Like Pulling Teeth, Getting Innocent Spouse Relief can be a Tricky Process (Johnson v. Comm’r)By: Dana M. Horlick, Attorney, Woodruff Family Law Group
Johnson v. Comm’r, T.C. Memo. 2014-240, 2014 WL 6676824 (2014)
(a) Facts: During her marriage, the wife owned and operated a dental practice. The parties filed a joint tax return in 2007, which correctly reported the tax due, but the parties had financial problems and were not able to pay the tax.
In 2010, the parties were divorced in California. Their settlement agreement provided that they would share tax debts equally.
The wife suffered from bipolar disorder, which she was able to manage successfully with medication.
The wife filed a request for innocent spouse relief from the 2007 tax liability. The IRS denied that request, and the wife appealed to the Tax Court. The husband intervened to oppose relief.
(b) Issue: Was the wife entitled to innocent spouse relief?
(c) Answer to Issue: No.
(d) Summary of Rationale: The last of the seven threshold conditions for granting innocent spouse relief provides that the tax at issue must be based upon the income of the nonrequesting spouse. That condition was not met; the tax was attributable to the income from the wife’s dental practice.

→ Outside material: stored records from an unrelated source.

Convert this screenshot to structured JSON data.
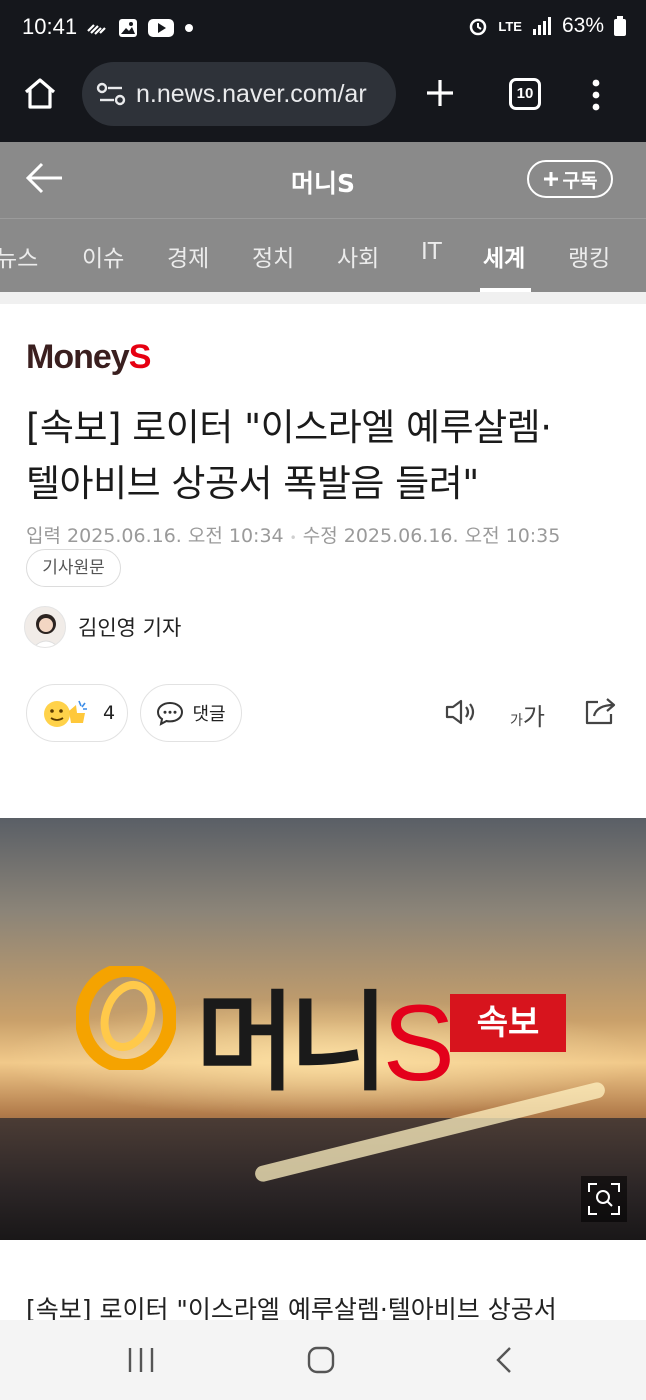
{
  "status_bar": {
    "time": "10:41",
    "network": "LTE",
    "battery": "63%"
  },
  "browser": {
    "url": "n.news.naver.com/ar",
    "tab_count": "10"
  },
  "header": {
    "press_name": "머니S",
    "subscribe_label": "구독"
  },
  "categories": [
    {
      "label": "뉴스",
      "active": false
    },
    {
      "label": "이슈",
      "active": false
    },
    {
      "label": "경제",
      "active": false
    },
    {
      "label": "정치",
      "active": false
    },
    {
      "label": "사회",
      "active": false
    },
    {
      "label": "IT",
      "active": false
    },
    {
      "label": "세계",
      "active": true
    },
    {
      "label": "랭킹",
      "active": false
    }
  ],
  "article": {
    "logo_main": "Money",
    "logo_accent": "S",
    "headline_line1": "[속보] 로이터 \"이스라엘 예루살렘·",
    "headline_line2": "텔아비브 상공서 폭발음 들려\"",
    "input_label": "입력",
    "input_date": "2025.06.16. 오전 10:34",
    "edit_label": "수정",
    "edit_date": "2025.06.16. 오전 10:35",
    "original_label": "기사원문",
    "reporter": "김인영 기자",
    "reaction_count": "4",
    "comment_label": "댓글",
    "font_small": "가",
    "font_large": "가",
    "body_start": "[속보] 로이터 \"이스라엘 예루살렘·텔아비브 상공서"
  },
  "hero_image": {
    "brand_text": "머니",
    "brand_accent": "S",
    "badge": "속보"
  },
  "colors": {
    "header_bg": "#8a8a8a",
    "browser_bg": "#15171c",
    "brand_red": "#e3001b"
  }
}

There are certain exceptions to the last threshold requirement. One of the exceptions is abuse. The wife alleged that she was involved in an emotionally abusive marriage, and alleges two instances that she considered abuse, but she did not call any third-party witnesses. She had not raised abuse at all in the state court divorce proceedings. She therefore failed to prove that she was abused, and she did not meet the final threshold condition for relief.
While the court’s primary holding was that the wife did not meet the threshold conditions, the court alternatively held that the wife was not entitled to relief even if she did meet the threshold conditions. She did not meet the “safe harbor” requirements, because she had not proved that she would suffer economic hardship if relief was denied. She was still working as a dentist, although she no longer owned her own practice and her income was somewhat sporadic. She also had reason to know that the husband would not pay more than his 50% share of the tax liability.

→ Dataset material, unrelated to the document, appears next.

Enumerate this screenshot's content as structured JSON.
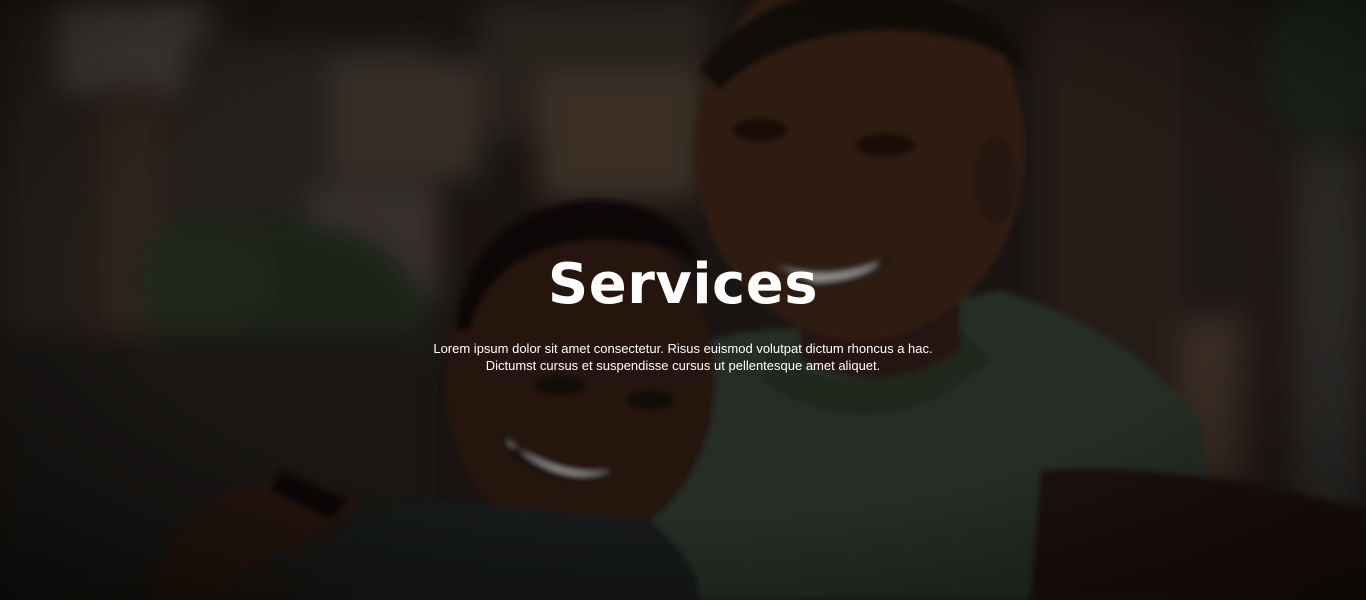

Since the wife did not meet the “safe harbor” conditions, relief would depend (on the continuing assumption that the wife met the threshold conditions, which the court held she did not) upon the discretionary factors. Factors favoring relief were the divorce of the parties, the fact that the wife did not benefit from nonpayment of tax, beyond normal support, and the fact that the wife was in compliance with tax law for future tax years. Factors opposing relief were that the wife would not suffer economic hardship, that it was unreasonable for the wife to believe that the husband would pay the entire tax, that the divorce decree required the husband to pay half of the tax (and he had already paid his half), and that the husband did not control household finances or abuse the wife. The wife’s health was a neutral factor, as she was able to work and support herself. Balancing the factors, the court held that the wife was not entitled to relief.
- When a spouse claims abuse in the Tax Court, but did not claim abuse in state court divorce proceedings, that may be a good indication that abuse is not present.

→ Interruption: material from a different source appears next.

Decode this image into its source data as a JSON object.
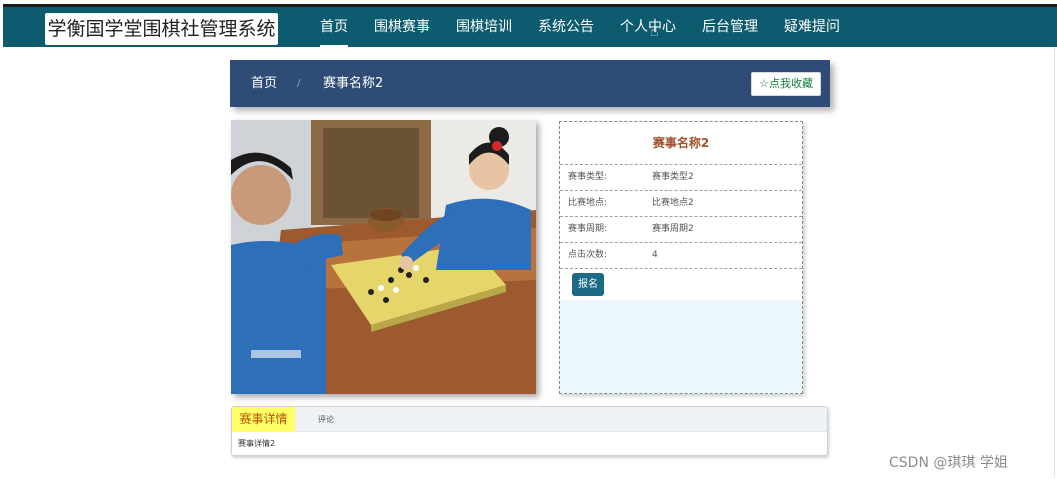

- It also seems like there must be some causal relationship between the abuse and the tax problem. There was no suggestion in Johnson that the very low level of abuse alleged by the wife had any effect upon the tax problem. If the events alleged as abuse had not occurred, it seems likely that the parties would owe exactly the same tax.
- The husband, who had already paid his 50% share of the tax liability, also had a pending petition for innocent spouse relief. That petition was not before the court. From the facts stated, the husband’s argument would seem reasonably strong.